An honest reactionary
David Pryce-Jones
CONFESSIONS OF AN ORIGINAL SINNER by John Lukacs Saint Augustine's Press Inc, £19, pp. 344, ISBN 1890318124 John Lukacs expresses a hope that purchasers of this book will be misled by the title. They may well be. From internal evidence, he was never in any sort of louche surroundings, and offers no variations on the themes of wine, women and song. Instead his experiences, particularly of Nazism and communism, reinforce a theological belief in the sinful nature of man. What's to be done about it? That is the question which he has asked in a dozen history books, and now in this idiosyncratic
autobiography.
Born in Budapest in 1924, Lukacs has always been a believing Catholic, with Jewish grandparents on his mother's side. He grew up in the sunset of old-fashioned manners and good taste, where the individual had a sense of his worth. In 1938 and 1939, his mother sent him to school in England, where he learnt the language, almost too well, to judge by some of his vocabulary, words such as scatteration, interiority, fructiferous, formicant, scintillant.
When Hungary fell into Hitler's orbit, Lukacs was first in a labour battalion of undesirables, and then a deserter. On Christmas Eve 1944, typically sticking his neck out, he went to the Budapest Ritz for a meal, actually a bowl of split-pea soup served on fine china. When the hotel was destroyed a few days later, Lukacs was hiding in a cellar while the Germans and Russians slogged it out overhead.
One of the pleasures of this book is the range of its quotations, evidence of aesthetic responses as well as sustained reading in several languages, from Hungarian writers like his favourite Gyula Kxtidy to Jean Dutourd and Bernanos. Ortega and Dwight Macdonald (a close friend and quite as rare a bird). Here is a passage from Karl Stern's The Pillar of Fire, with whose sentiments Lukacs identifies fully:
The Nazi years taught us a lesson. It happened not infrequently that you met a friend whom you had known for years as a 'staunch liberal,' and he turned out to be eager for any compromise to save his skin. On the other hand, we saw people whom we had disclaimed as 'reactionaries' go to concentration camps and to the gallows. In the beginning it seemed confusing. But gradually the issue became clearer and it was obvious that the only thing that counts in this world is the strength of moral conviction.
In common with many Hungarians, Lukacs expected that after the war the British would introduce their values, meaning 'freedom, decency and a kind of easy elegance'. He was quickly disillusioned. A member of the British military mission revealed a sudden urge to convert to Catholicism, and the man's solitude and escapism symbolised for Lukacs the postwar failure of British will. Communism was now the order of the day; and as with Nazism, there could be no compromising with it. This made a reactionary of Lukacs, in plain language an honest man. He understood that communist doctrine was meaningless, but there could be no arguing so long as the Soviet army was present. At the age of 19, he fled to Austria, and then on to America.

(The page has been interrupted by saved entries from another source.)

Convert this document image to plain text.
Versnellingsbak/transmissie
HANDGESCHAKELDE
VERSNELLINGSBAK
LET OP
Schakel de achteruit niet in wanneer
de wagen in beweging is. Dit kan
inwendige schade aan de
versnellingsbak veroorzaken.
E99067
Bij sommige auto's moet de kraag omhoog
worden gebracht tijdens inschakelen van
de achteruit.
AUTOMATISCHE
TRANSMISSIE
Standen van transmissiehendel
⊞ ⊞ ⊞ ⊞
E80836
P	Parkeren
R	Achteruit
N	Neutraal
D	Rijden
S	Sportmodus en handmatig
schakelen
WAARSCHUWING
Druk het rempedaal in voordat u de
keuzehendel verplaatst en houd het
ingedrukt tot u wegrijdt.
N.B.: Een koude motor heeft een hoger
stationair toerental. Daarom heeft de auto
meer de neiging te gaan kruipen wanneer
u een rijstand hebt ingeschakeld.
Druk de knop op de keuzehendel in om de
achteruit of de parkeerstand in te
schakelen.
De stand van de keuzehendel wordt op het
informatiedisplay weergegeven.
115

'Europe is my mother. America is my wife' is the sentence in which he resolves the tension between his past and present. He speaks about his marriages, and the homes he has built in an unspoilt valley not far from Philadelphia. But the writing and teaching of history preoccupy him in this book. Good history in his view ought to have the range and purposes of fiction, illustrating right and wrong. He admires Churchill, for instance, because he was morally right, while Hitler's evil arose from the perversion of undoubted gifts. Moral conviction sets Lukacs apart from the ruck of the salaried professoriat, and he has many amusing cracks at those who go in for safe academic careers in the belief that a fact is just that.
Just when anti-communists looked to him for reinforcement, he decided contrarily that Senator McCarthy and likeminded supporters were amoral careerists, and he became an anti-anti-communist. President Reagan fails to please him, and he speaks finally of 'Soviet America', a country, that is, where rights and wrongs become confused and Catholicism as practised has nothing much to do with religion. The more he sets himself apart the further he wishes to go. He would choose to have been born in the Biedermeier period after 1815, when Progress had not yet become a fetish, and intellectual curiosity was recognised as such. For him, Progress has degenerated into democracy and bureaucracy, steps in 'the dreary decline of Western civilisation'. Will it last his time? A little ruefully he writes, 'I prefer honour to fame but I won't mind being famous for not being well known.' Proud to be reactionary, witty and original in at least one sense, he is his own man through and through.